El trajín se ha mudado a
otra parte, concretamente, a la iglesia baptista Pilgrim, en el barrio de
Grixdale. Jueves, nueve de la mañana. Faltan tres horas para el reparto de
comida y se ha formado ya una interminable fila de automóviles, viejos, nuevos,
de todo tipo. La primera persona de la cola, Sabrina, llegó a las 7.30.
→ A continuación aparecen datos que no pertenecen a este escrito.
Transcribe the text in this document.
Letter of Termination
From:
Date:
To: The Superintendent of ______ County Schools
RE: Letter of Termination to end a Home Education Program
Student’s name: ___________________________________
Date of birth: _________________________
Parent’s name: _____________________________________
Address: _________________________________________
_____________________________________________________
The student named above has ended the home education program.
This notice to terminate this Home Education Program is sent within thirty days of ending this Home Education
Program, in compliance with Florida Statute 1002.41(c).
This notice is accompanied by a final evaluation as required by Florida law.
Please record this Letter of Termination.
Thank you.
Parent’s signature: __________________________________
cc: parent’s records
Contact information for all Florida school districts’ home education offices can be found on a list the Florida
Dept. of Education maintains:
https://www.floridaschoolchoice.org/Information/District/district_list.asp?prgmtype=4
Enfermera independiente, tiene 47 años y una explicación muy sencilla de la
interacción entre la crisis sanitaria y económica: “Atendía a dos pacientes en
dos casas y se murieron por la covid-19”, explica. El primero falleció la misma
semana en la que parecía que todo se rompía, el segundo aguantó hasta finales
de marzo. Tras toda una vida en Detroit, ha visto pasar mil recesiones, pero
esta, dice, es algo distinto “porque da miedo todo, hasta hablar con usted”.
Keith Kendrick, el albañil, se encuentra 20 coches más atrás, con la Biblia en
el salpicadero, leyendo a ratos mientras mata el tiempo hasta recibir su caja
de víveres, rogando que todo esto pase pronto.